Gouvernement : les solutions existent, mais attendent une décision

À l’heure où les menaces réciproques se multiplient et se précisent entre l’administration américaine de Donald Trump d’une part et les dirigeants iraniens de l’autre – au point que certains médias (australiens notamment) parlent de frappes américaines au début du mois d’août contre les installations nucléaires iraniennes –, le Liban se trouve face à deux options : soit il forme un gouvernement pour dynamiser l’action de l’exécutif et protéger le pays d’éventuelles retombées des développements régionaux, soit il prolonge la période de gestion des affaires courantes par le gouvernement démissionnaire, le temps d’attendre les développements régionaux et de mesurer s’ils peuvent favoriser un camp politique interne au détriment de l’autre.

Selon des sources politiques qui suivent de près le dossier de la formation du gouvernement, l’option de l’attente a été le plus souvent choisie par le camp proche de l’Arabie et de l’Occident, au cours des dernières années, pour tenter de rétablir un équilibre dans le rapport des forces, considéré comme ayant été ébranlé en faveur du Hezbollah et de ses alliés.

Toujours selon les mêmes sources, cette tactique de l’attente n’a toutefois servi à rien, puisque ce camp a dû finalement se résoudre à élire le général Michel Aoun à la tête de l’État après deux ans et demi de vacance et après avoir proposé toutes les options possibles, de la prorogation du mandat de Michel Sleiman jusqu’à la candidature de Sleiman Frangié, en passant par la candidature de Samir Geagea et celle de candidats dits de compromis.
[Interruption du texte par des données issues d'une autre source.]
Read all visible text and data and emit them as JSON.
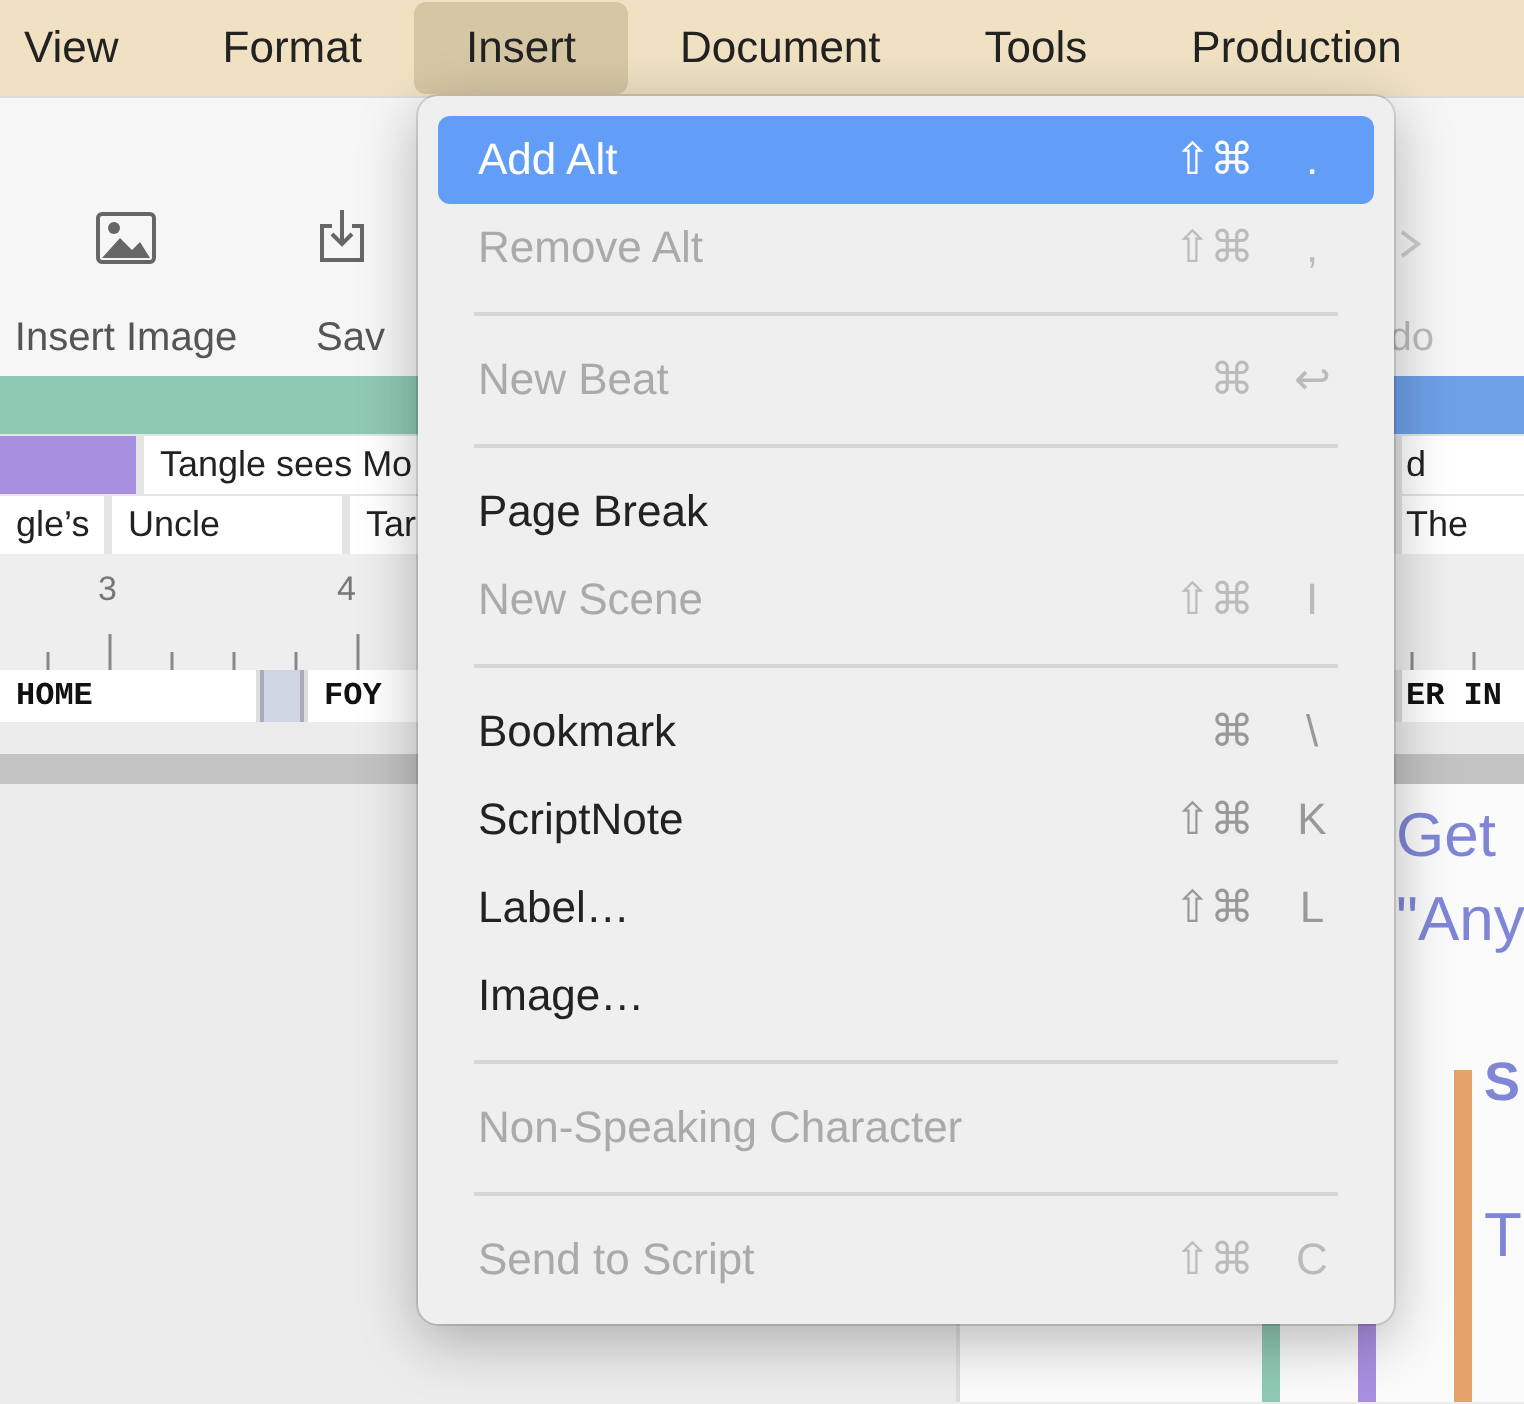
{
  "menubar": {
    "items": [
      {
        "label": "View",
        "selected": false
      },
      {
        "label": "Format",
        "selected": false
      },
      {
        "label": "Insert",
        "selected": true
      },
      {
        "label": "Document",
        "selected": false
      },
      {
        "label": "Tools",
        "selected": false
      },
      {
        "label": "Production",
        "selected": false
      }
    ]
  },
  "toolbar": {
    "items": [
      {
        "kind": "image",
        "label": "Insert Image"
      },
      {
        "kind": "save",
        "label": "Sav"
      }
    ],
    "trailing": {
      "kind": "redo",
      "label": "do"
    }
  },
  "timeline": {
    "rows": [
      {
        "cards": [
          {
            "kind": "block",
            "color": "#a98fe0"
          },
          {
            "kind": "text",
            "label": "Tangle sees Mo"
          }
        ],
        "trailing": "d"
      },
      {
        "cards": [
          {
            "kind": "text",
            "label": "gle’s"
          },
          {
            "kind": "text",
            "label": "Uncle"
          },
          {
            "kind": "text",
            "label": "Tar"
          }
        ],
        "trailing": "The"
      }
    ],
    "ruler": [
      "3",
      "4"
    ],
    "scenes": [
      {
        "kind": "text",
        "label": "HOME"
      },
      {
        "kind": "divider"
      },
      {
        "kind": "text",
        "label": "FOY"
      }
    ],
    "scenes_trailing": "ER IN"
  },
  "script": {
    "lines": [
      {
        "kind": "plain",
        "text": "Get"
      },
      {
        "kind": "plain",
        "text": "\"Any"
      },
      {
        "kind": "heading",
        "text": "S"
      },
      {
        "kind": "plain",
        "text": "T"
      }
    ]
  },
  "menu": {
    "items": [
      {
        "kind": "item",
        "label": "Add Alt",
        "modifiers": "⇧⌘",
        "key": ".",
        "disabled": false,
        "selected": true
      },
      {
        "kind": "item",
        "label": "Remove Alt",
        "modifiers": "⇧⌘",
        "key": ",",
        "disabled": true,
        "selected": false
      },
      {
        "kind": "separator"
      },
      {
        "kind": "item",
        "label": "New Beat",
        "modifiers": "⌘",
        "key": "↩",
        "disabled": true,
        "selected": false
      },
      {
        "kind": "separator"
      },
      {
        "kind": "item",
        "label": "Page Break",
        "disabled": false,
        "selected": false
      },
      {
        "kind": "item",
        "label": "New Scene",
        "modifiers": "⇧⌘",
        "key": "I",
        "disabled": true,
        "selected": false
      },
      {
        "kind": "separator"
      },
      {
        "kind": "item",
        "label": "Bookmark",
        "modifiers": "⌘",
        "key": "\\",
        "disabled": false,
        "selected": false
      },
      {
        "kind": "item",
        "label": "ScriptNote",
        "modifiers": "⇧⌘",
        "key": "K",
        "disabled": false,
        "selected": false
      },
      {
        "kind": "item",
        "label": "Label…",
        "modifiers": "⇧⌘",
        "key": "L",
        "disabled": false,
        "selected": false
      },
      {
        "kind": "item",
        "label": "Image…",
        "disabled": false,
        "selected": false
      },
      {
        "kind": "separator"
      },
      {
        "kind": "item",
        "label": "Non-Speaking Character",
        "disabled": true,
        "selected": false
      },
      {
        "kind": "separator"
      },
      {
        "kind": "item",
        "label": "Send to Script",
        "modifiers": "⇧⌘",
        "key": "C",
        "disabled": true,
        "selected": false
      }
    ]
  }
}
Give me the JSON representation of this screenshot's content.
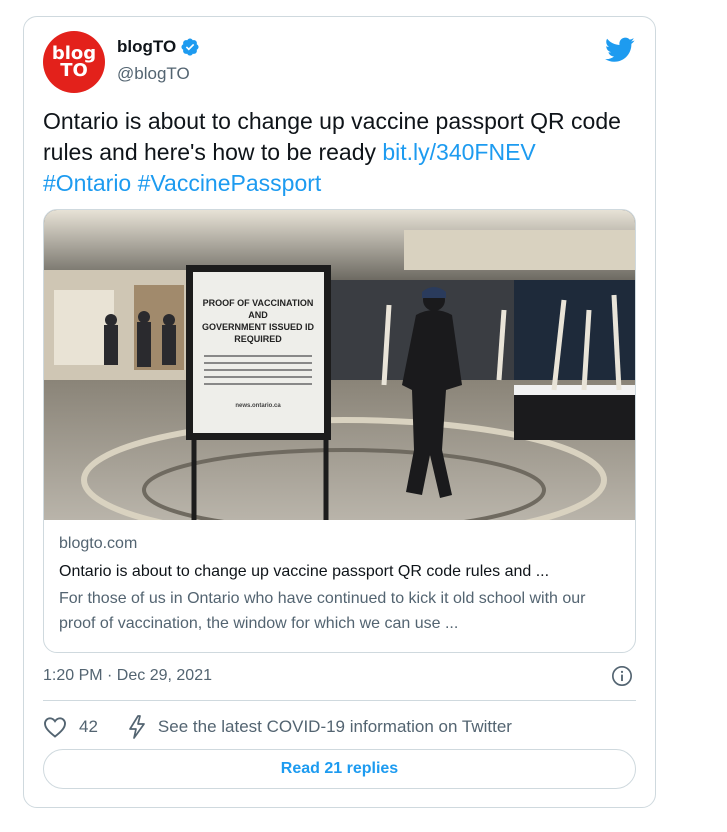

Depuis, à chaque échéance importante, le même scénario se reproduit avant de se terminer par un accord qui maintient l’actuel rapport des forces.


(Lire aussi : Gouvernement : tout dépendra de la rencontre Hariri-Bassil...)


C’est ainsi que la formation du gouvernement a commencé par attendre les développements en Syrie puis l’issue de l’attaque de la coalition menée par l’Arabie saoudite contre Hodeida au Yémen, enfin les résultats du sommet d’Helsinki entre le président américain et son homologue russe.

Mais dans ces trois événements, les attentes du camp proche de l’Arabie et de l’Occident ont été déçues : le régime syrien est en train d’avancer de façon significative sur le terrain. Après la Ghouta et la frontière avec l’Irak, c’est le tour du sud du pays de revenir sous le contrôle des forces du régime. De même, l’offensive contre Hodeida s’est pratiquement terminée par un échec, alors que les forces d’Ansarullah deviennent de plus en plus agressives contre les forces saoudiennes et émiraties. Quant au sommet d’Helsinki, il a abouti, du moins jusqu’à présent, à confirmer la victoire russe en Syrie, qui est à l’avantage du régime syrien. L’initiative russe pour le retour d’un grand nombre de déplacés syriens chez eux est la concrétisation de cette victoire, et l’émissaire russe a été clair jeudi, à l’issue de la rencontre élargie à Baabda, en disant que les autorités libanaises devront coordonner leur action avec celles qui sont en place en Syrie parce qu’elles ne partiront pas de sitôt et parce que les Russes ne peuvent pas prendre le relais.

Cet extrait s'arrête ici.